On se rappellera qu'à la suite de la promesse de Brian Mulroney de faire en sorte que le Québec puisse réintégrer le giron constitutionnel canadien "dans l'honneur et l'enthousiasme", René Lévesque avait accordé l'appui du PQ aux conservateurs. Ceux-ci ont alors écrasé les libéraux au Québec, avec 58 sièges contre 17, comme dans le reste du Canada.
Évidemment, la différence avec aujourd'hui saute aux yeux : c'est la présence du Bloc québécois, fondé à la suite de l'échec de l'Accord du lac Meech, et devenu le parti qui, depuis 12 ans, domine la représentation québécoise aux Communes. Malgré l'espoir déçu d'une victoire qui aurait été sans précédent, les résultats de lundi ont confirmé cette domination.
Car même si les commentateurs ont fait grand cas de la percée conservatrice au Québec, surtout parce qu'elle était inattendue, il faut souligner que cette percée ne reflète aucune remontée fédéraliste au Québec. En effet, le total combiné des votes libéraux et conservateurs dépasse à peine celui des élections de 2004, où il était de 42,7 %, et il est inférieur à celui des élections de 2000 (49,8 %) et de 1997 (58,9 %). Cette percée est d'ailleurs presque exclusivement concentrée dans la région immédiate de Québec, ce qui limite sa portée nationale et peut la rendre aléatoire à long terme.

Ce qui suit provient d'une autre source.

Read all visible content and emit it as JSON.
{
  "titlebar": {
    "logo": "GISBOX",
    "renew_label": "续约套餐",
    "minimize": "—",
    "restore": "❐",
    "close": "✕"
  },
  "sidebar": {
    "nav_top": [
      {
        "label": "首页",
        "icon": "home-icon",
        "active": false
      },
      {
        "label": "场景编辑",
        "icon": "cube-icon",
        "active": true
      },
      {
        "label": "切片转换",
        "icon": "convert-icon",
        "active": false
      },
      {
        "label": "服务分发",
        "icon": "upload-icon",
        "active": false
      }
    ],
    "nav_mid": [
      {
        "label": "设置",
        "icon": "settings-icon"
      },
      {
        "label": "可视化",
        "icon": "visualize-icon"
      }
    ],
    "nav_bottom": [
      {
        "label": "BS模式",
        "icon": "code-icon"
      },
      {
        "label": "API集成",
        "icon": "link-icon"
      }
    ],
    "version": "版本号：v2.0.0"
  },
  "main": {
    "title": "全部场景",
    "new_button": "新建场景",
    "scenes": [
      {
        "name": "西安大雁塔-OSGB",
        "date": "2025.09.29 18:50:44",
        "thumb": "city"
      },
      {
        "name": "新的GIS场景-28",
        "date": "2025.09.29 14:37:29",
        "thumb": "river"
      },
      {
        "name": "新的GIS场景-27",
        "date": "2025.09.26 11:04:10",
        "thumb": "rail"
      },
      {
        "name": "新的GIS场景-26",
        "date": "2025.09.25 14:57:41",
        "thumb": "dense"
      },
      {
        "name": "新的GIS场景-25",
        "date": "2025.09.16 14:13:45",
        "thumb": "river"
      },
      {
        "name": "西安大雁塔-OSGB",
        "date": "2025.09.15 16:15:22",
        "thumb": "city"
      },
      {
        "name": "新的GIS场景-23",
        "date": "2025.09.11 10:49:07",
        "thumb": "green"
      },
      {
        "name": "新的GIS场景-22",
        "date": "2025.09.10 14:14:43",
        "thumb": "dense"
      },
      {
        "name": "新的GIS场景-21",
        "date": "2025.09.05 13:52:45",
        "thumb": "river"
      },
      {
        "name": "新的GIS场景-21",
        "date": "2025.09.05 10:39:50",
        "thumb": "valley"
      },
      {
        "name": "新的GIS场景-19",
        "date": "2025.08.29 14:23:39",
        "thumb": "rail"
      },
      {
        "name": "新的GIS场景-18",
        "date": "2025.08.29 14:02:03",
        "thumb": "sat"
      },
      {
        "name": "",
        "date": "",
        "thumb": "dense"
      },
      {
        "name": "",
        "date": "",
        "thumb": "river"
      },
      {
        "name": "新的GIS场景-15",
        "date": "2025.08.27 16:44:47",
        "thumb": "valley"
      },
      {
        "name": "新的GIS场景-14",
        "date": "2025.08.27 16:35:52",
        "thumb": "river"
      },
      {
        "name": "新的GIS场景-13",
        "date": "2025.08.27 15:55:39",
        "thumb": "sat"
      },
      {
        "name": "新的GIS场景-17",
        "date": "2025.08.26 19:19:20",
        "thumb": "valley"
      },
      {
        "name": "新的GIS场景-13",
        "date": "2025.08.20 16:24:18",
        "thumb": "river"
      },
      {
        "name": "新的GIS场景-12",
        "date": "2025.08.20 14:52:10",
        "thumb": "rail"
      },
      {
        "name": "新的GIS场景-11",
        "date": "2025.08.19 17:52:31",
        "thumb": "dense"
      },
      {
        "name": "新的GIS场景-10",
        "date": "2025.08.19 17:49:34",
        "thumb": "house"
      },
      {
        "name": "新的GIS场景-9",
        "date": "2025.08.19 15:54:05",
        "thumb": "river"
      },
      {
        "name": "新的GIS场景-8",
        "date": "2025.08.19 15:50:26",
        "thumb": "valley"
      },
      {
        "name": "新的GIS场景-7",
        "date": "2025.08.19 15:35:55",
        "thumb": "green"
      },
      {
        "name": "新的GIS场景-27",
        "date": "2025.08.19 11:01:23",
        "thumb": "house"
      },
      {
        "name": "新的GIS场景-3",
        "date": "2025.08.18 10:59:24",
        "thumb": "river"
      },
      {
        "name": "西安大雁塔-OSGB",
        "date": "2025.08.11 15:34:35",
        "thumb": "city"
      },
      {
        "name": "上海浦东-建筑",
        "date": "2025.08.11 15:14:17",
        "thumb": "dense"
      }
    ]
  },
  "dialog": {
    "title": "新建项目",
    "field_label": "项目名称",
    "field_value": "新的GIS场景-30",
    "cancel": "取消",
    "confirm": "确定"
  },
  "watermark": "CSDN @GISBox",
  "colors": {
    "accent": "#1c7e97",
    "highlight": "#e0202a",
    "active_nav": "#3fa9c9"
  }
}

Voyons donc les principales conséquences de cette situation à trois points de vue : celui de l'action gouvernementale, celui des relations fédérales-provinciales et celui du débat sur la souveraineté du Québec.
L'action gouvernementale
Les Québécois seront surpris par le programme d'action du gouvernement conservateur, si son statut minoritaire lui permet de le mettre en oeuvre, car ils auront souvent peine à s'y reconnaître. Cela sera notable dans presque tous les domaines de compétence fédérale : le mariage, les drogues, la délinquance juvénile, les armes à feu, les brevets, l'environnement et la mise en oeuvre du Protocole de Kyoto, les dépenses militaires, les relations internationales et, en particulier, celles avec les États-Unis.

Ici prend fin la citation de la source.